In the UK and across Europe you will certainly find things like nightclubs called ‘the Buddha bar’, a Walkabout chain bar in a converted Church and rock bars with some gothic religious iconography but what you are very unlikely to find is bars or cafes that have gone so far as to install an authentic Buddhist altar, decorate their bar with pages from the Lotus sutra and place mini stupas across the wall. That is the level of effort on show in the ‘Christon Café’ locations.
The reason that the bar exists is certainly partly down to a general fascination with Western culture in Japan and the fact that Christianity is a distinctly minority religion undoubtedly robs the religious imagery of most of its typical associations however I cannot help but feel that due to the somewhat less severe way that religion is approached in Japan by most people a similarly themed Buddhist café would face little opposition if someone felt it would prove popular. This is also reflected in the popular culture which often includes references to religious imagery without incurring any protest.
This more permissive attitude surrounding religion and religious locations was also on display all throughout the New Year period as many temples and shrines play host to not only hundreds and thousands of people seeking a New Year blessing but also a variety of food vendors and small entertainment and goods stalls. There are certainly those in Japan that take religion very seriously and who may well have an issue with the Christon Café but such people are in a distinct minority.

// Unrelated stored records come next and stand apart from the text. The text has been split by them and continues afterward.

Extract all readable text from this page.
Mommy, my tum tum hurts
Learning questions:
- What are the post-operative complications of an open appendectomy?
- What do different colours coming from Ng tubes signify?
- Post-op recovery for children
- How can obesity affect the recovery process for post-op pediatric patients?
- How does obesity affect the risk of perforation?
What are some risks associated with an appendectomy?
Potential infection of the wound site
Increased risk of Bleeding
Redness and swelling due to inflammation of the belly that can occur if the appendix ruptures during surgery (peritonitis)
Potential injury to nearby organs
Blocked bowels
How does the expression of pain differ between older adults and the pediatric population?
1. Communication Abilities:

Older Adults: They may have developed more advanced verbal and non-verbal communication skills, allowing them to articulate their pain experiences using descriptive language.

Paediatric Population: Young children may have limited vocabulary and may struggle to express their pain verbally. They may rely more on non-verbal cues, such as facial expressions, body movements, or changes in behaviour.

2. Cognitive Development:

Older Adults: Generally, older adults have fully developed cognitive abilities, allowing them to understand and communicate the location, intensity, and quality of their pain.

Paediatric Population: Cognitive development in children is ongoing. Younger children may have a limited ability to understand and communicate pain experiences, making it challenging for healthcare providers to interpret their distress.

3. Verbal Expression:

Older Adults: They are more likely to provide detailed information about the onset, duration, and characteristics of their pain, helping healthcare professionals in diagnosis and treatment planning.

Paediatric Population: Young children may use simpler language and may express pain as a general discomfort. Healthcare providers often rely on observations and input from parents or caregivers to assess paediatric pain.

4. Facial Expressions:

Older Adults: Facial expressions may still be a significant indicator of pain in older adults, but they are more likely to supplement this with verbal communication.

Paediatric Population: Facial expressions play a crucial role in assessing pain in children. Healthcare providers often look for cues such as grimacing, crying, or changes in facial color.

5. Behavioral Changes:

Personally, I don’t have any issue with the café except for the fact that the food wasn’t that great and it’s semi-over priced but still it was an interesting dining and drinking experience and I’m generally in favour of anything that makes things more interesting especially when it helps to take away some of the mysticism and seriousness surrounding religions.
I also think that the drab church affiliated cafés that I occasionally come across in Oxford could attract a lot more people if they took a page out of the Christon Cafés book. Not likely maybe but who knows in 50 years? After all the mega churches in America are already providing a more over the top caricature of Christianity than any themed Japanese café ever could!